Deux diplômés de Harvard inventent les Halo X, des lunettes capables d’écouter toutes vos conversations et de vous souffler les réponses. Elles promettent de vous rendre plus intelligent, ou du moins de vous donner cette illusion. Mais leur discrétion et l’enregistrement permanent inquiètent déjà les spécialistes de la vie privée.
Deux anciens étudiants de Harvard viennent de lancer les Halo X. Vous vous demandez un calcul compliqué ? Les lunettes donnent la réponse sur le champ. D’après Caine Ardayfio, l’intelligence artificielle se comporte comme un compagnon discret. Elle guide discrètement le porteur, un peu à la manière d’un Cluely moderne.
Le « vibe thinking » consiste à laisser l’IA aiguiser votre instinct et votre réactivité, selon les créateurs. L’idée est de rendre celui qui porte les lunettes plus intelligent, et de lui donner l’impression qu’il l’est. « Nous voulons que chaque personne semble plus brillante dès qu’elle enfile ces lunettes », confie AnhPhu Nguyen.
Sur le plan technique, les Halo X s’appuient sur deux intelligences de dialogue distinctes, dont Gemini, chargé de traiter les opérations logiques et mathématiques. En revanche, Perplexity explore Internet pour fournir des informations supplémentaires. Les fondateurs pensent que l’enregistrement permanent deviendra rapidement un réflexe pour beaucoup, bien avant que les grands acteurs de la tech ne s’aventurent sur ce terrain, freinés par les risques pour leur image.

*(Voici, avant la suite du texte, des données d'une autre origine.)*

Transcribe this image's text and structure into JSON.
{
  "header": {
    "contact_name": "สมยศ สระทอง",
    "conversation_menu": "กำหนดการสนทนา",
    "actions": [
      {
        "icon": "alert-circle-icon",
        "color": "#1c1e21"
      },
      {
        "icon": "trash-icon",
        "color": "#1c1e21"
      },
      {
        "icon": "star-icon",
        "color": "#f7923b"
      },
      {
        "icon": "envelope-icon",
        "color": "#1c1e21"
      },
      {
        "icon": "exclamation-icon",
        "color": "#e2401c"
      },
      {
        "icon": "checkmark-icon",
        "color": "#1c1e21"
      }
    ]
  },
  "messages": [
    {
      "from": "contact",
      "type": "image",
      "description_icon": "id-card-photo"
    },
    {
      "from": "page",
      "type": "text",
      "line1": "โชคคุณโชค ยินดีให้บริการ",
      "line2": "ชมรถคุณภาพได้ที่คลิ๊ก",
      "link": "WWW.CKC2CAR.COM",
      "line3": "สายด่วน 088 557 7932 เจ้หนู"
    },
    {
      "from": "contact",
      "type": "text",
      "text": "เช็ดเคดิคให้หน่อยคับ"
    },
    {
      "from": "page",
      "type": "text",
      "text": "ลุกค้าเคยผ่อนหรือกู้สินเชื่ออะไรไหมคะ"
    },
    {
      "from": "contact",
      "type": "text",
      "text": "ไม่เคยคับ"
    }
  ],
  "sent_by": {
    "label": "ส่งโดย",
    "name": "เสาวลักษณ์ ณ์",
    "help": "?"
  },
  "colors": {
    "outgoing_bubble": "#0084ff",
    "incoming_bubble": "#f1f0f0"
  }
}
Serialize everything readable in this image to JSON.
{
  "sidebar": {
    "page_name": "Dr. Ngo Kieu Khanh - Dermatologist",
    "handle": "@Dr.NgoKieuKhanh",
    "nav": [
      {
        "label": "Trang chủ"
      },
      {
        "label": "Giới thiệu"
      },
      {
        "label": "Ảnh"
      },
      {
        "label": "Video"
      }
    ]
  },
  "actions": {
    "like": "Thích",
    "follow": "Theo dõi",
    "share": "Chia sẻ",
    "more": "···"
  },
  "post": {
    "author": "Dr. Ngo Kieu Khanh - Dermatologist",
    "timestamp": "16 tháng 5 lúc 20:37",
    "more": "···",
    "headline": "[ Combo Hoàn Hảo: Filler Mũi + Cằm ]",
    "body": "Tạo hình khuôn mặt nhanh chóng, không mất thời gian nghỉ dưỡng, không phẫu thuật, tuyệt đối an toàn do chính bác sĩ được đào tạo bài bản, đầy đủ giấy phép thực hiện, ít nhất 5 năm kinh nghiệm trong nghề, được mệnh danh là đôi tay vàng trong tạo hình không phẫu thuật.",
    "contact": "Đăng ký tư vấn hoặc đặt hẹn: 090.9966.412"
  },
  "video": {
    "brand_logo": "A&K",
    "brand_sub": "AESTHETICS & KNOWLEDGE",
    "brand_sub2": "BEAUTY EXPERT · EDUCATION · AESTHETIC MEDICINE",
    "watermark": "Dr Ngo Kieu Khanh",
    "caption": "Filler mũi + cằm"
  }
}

La startup a déjà levé un million de dollars auprès de Pillar VC, Soma Capital, Village Global et Morningside Venture. Les lunettes seront commercialisées à 249 $ et disponibles en précommande dès mercredi.
Halo X suscitent la controverse par leur discrétion totale
Ce qui dérange avec Halo X, c’est leur capacité à rester complètement invisibles lorsqu’elles enregistrent. Contrairement aux lunettes Ray-Ban Intelligence de Meta, qui signalent l’enregistrement par un voyant lumineux, ces lunettes fonctionnent en silence. Cette invisibilité soulève des inquiétudes légitimes.
Aux yeux d’Eva Galperin, spécialiste du numérique, ces lunettes rappellent les gadgets d’espionnage miniatures d’autrefois. Les fondateurs assurent que les données sont protégées par un chiffrement de bout en bout, mais restent flous sur les détails précis de cette sécurité.
Enfin, l’aspect légal reste complexe. Dans plusieurs États américains et en Europe, enregistrer des conversations sans le consentement des interlocuteurs est interdit. Les cofondateurs répondent que le porteur doit obtenir l’accord préalable des personnes autour de lui avant de porter les lunettes, une solution qui risque de se heurter à de nombreuses législations.